Il Movimento cinque stelle parla di una “indegna melina” sulla scelta della data senza consultare le opposizioni. Ma c’è di più.Come spiega Giulia Grillo, portavoce cinquestelle alla Camera, il “governo ha scelto una data distante in modo da poter utilizzare la legge di bilancio per regalare mancette elettorali agli italiani“, che “non ci cascheranno“.
Tacciono i big della minoranza dem ad eccezione di Massimo D’Alema che è durissimo: far votare il 4 dicembre “in un paese che è in crisi e con in Parlamento l’esame la legge di stabilità” è “da irresponsabili“. Anche il senatore ‘dissidente’ Federico Fornaro si pronuncia ma in modo molto più ‘soft’: siamo davanti alla “più lunga campagna elettorale della storia d’Italia, essendo di fatto iniziata a giugno 2016“.

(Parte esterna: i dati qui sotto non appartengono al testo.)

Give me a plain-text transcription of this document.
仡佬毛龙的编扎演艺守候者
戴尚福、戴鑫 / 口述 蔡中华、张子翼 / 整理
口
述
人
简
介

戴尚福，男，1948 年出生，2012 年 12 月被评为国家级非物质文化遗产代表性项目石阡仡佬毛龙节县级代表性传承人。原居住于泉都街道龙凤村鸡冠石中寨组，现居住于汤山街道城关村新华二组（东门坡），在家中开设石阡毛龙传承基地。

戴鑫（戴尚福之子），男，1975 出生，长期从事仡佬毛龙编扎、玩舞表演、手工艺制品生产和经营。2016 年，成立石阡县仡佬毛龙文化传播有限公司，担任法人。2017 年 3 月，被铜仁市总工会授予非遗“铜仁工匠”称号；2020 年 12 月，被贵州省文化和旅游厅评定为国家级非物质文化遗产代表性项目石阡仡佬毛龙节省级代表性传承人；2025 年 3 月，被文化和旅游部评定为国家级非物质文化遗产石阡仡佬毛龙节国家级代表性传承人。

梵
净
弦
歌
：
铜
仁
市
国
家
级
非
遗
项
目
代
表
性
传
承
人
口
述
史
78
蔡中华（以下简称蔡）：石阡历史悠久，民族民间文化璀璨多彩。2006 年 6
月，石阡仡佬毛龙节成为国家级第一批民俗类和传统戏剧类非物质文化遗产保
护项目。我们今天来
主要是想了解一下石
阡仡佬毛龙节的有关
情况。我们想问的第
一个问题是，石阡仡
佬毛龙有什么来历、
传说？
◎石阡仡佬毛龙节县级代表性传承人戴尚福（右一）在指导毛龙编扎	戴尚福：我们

Ma spostare in avanti la data per la consultazione referendaria significa anche più tempo per consentire l’approvazione, almeno alla Camera, della legge di stabilità. Che, com’è naturale, è in cima alle preoccupazioni del Quirinale. “Siamo stanchi – ha sbottato il costituzionalista Gustavo Zagrebelsky che guida il comitato per il “no” -, ci si faccia la grazia di portarci alle urne. Questo referendum ci sta prendendo per stanchezza“.